Data Philosophy

This foundation directory curates metadata that is rigorously organized enough for academic research, and is easy enough to maintain and use for any open source organizers who find it valuable. We encourage contributions!

Data Organization Philosophy

All data, basic instructions and explanations about the site, and basic visualizations or listings should be stored in human-editable formats, and should be served statically with minimal dependencies. This ensures that maintenance issues don’t break things, and that people with limited browsing clients can still participate. Advanced features or larger data analysis tools should seek to minimize dependencies or any regular required maintenance. Our data should also strive to be consistent and persistent. This helps both casual users find the data, and helps researchers by keeping stable URLs and formats.
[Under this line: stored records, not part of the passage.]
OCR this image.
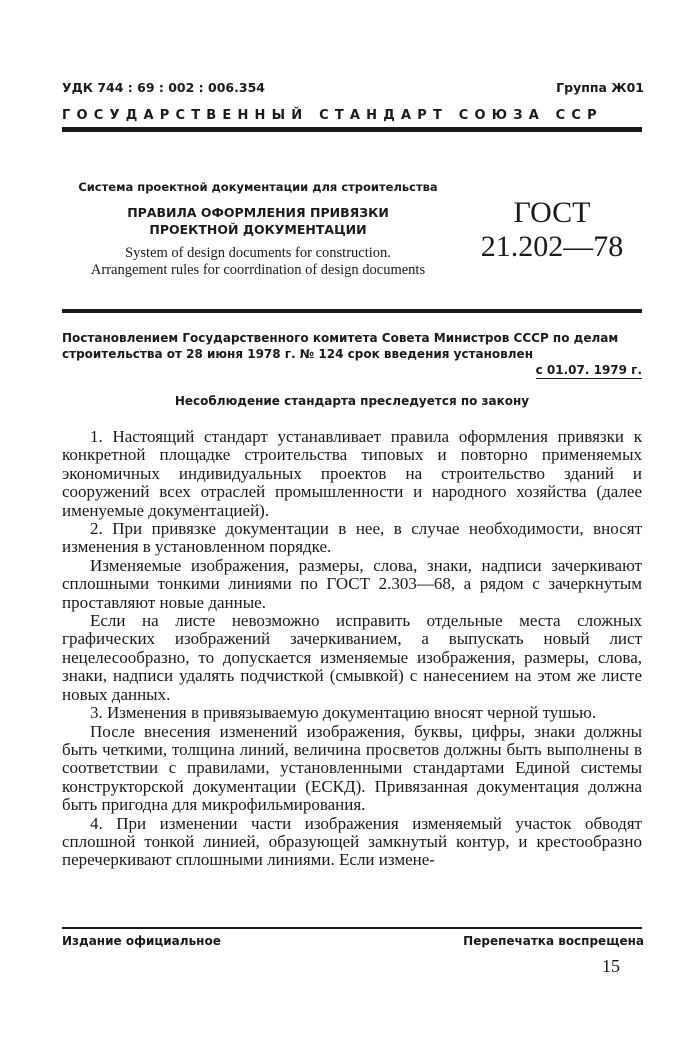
УДК 744 : 69 : 002 : 006.354	Группа Ж01
ГОСУДАРСТВЕННЫЙ СТАНДАРТ СОЮЗА ССР
Система проектной документации для строительства
ПРАВИЛА ОФОРМЛЕНИЯ ПРИВЯЗКИ
ПРОЕКТНОЙ ДОКУМЕНТАЦИИ
System of design documents for construction.
Arrangement rules for coorrdination of design documents
ГОСТ
21.202—78
Постановлением Государственного комитета Совета Министров СССР по делам строительства от 28 июня 1978 г. № 124 срок введения установлен
с 01.07. 1979 г.
Несоблюдение стандарта преследуется по закону

1. Настоящий стандарт устанавливает правила оформления привязки к конкретной площадке строительства типовых и повторно применяемых экономичных индивидуальных проектов на строительство зданий и сооружений всех отраслей промышленности и народного хозяйства (далее именуемые документацией).

2. При привязке документации в нее, в случае необходимости, вносят изменения в установленном порядке.

Изменяемые изображения, размеры, слова, знаки, надписи зачеркивают сплошными тонкими линиями по ГОСТ 2.303—68, а рядом с зачеркнутым проставляют новые данные.

Если на листе невозможно исправить отдельные места сложных графических изображений зачеркиванием, а выпускать новый лист нецелесообразно, то допускается изменяемые изображения, размеры, слова, знаки, надписи удалять подчисткой (смывкой) с нанесением на этом же листе новых данных.

3. Изменения в привязываемую документацию вносят черной тушью.

После внесения изменений изображения, буквы, цифры, знаки должны быть четкими, толщина линий, величина просветов должны быть выполнены в соответствии с правилами, установленными стандартами Единой системы конструкторской документации (ЕСКД). Привязанная документация должна быть пригодна для микрофильмирования.

4. При изменении части изображения изменяемый участок обводят сплошной тонкой линией, образующей замкнутый контур, и крестообразно перечеркивают сплошными линиями. Если измене-

Издание официальное	Перепечатка воспрещена
15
Primary Dataset: FOSS Foundations

See the overview of the Foundation model or go straight to the OpenAPI spec.

Other Primary Datasets

We also incorporate other quantifiable data about the FOSS ecosystem, especially finances, sponsorships, and structural relationships - i.e. foundations with subprojects; governance structures; and the like.

Entities are self-organized and funded projects that are not legal corporations; they typically use a fiscal host. Key examples are CNCF (a division of the Linux Foundation) and Debian (with a documented governance and budget structure, but uses SPI as a fiscal host). This work is starting on capturing data for key project entities.
Sponsorships are modeled based on ordinal levels of recurring sponsorship payments (or inkind services). Data is drawn directly from FOSS organization sponsorship prospectus themselves. See the sponsorships schema and current dataset.
Budgets are planned to be modeled as financial figures based on organizations’ actual budgets (when published), or estimated figures based on annual reports or similar materials from the organizations themselves. This work is just starting on budget definitions.

Secondary Datasets

We host some secondary datasets, which are computed or downloaded data from other sources.
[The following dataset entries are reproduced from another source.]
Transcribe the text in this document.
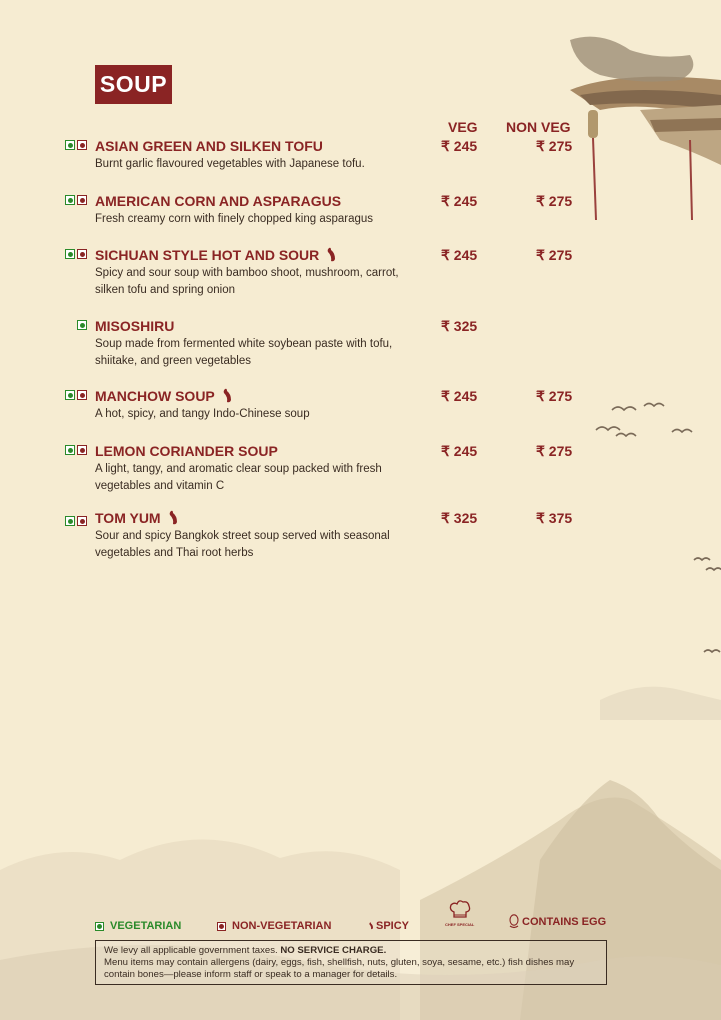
SOUP
VEG NON VEG
ASIAN GREEN AND SILKEN TOFU
Burnt garlic flavoured vegetables with Japanese tofu.
₹ 245	₹ 275
AMERICAN CORN AND ASPARAGUS
Fresh creamy corn with finely chopped king asparagus
₹ 245	₹ 275
SICHUAN STYLE HOT AND SOUR
Spicy and sour soup with bamboo shoot, mushroom, carrot, silken tofu and spring onion
₹ 245	₹ 275
MISOSHIRU
Soup made from fermented white soybean paste with tofu, shiitake, and green vegetables
₹ 325
MANCHOW SOUP
A hot, spicy, and tangy Indo-Chinese soup
₹ 245	₹ 275
LEMON CORIANDER SOUP
A light, tangy, and aromatic clear soup packed with fresh vegetables and vitamin C
₹ 245	₹ 275
TOM YUM
Sour and spicy Bangkok street soup served with seasonal vegetables and Thai root herbs
₹ 325	₹ 375
VEGETARIAN	NON-VEGETARIAN	SPICY	CHEF SPECIAL	CONTAINS EGG
We levy all applicable government taxes. NO SERVICE CHARGE.
Menu items may contain allergens (dairy, eggs, fish, shellfish, nuts, gluten, soya, sesame, etc.) fish dishes may contain bones—please inform staff or speak to a manager for details.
US 990 Tax Data is drawn from Propublica’s digested IRS 990 filings, and quickly gives a solid financial overview of many US-based foundations. We host organizational 990 JSON data as a convenience (but expect to keep URLs permanently).
Non-US Tax Data Some countries in the EU post nonprofit financial tax data; most do not. We are looking for help in modeling foundations outside the US!

Schemas And Validation

A simplistic schema for foundation metadata is checked in. Suggestions for improvements to make the data more useful are appreciated! See also schemas and datastore notes for sponsorships, taxes, and budgets.

Future plans include building a robust OpenAPI definition, and using that to automatically generate schemas, linting tools, and the like to ensure data quality in an automated fashion.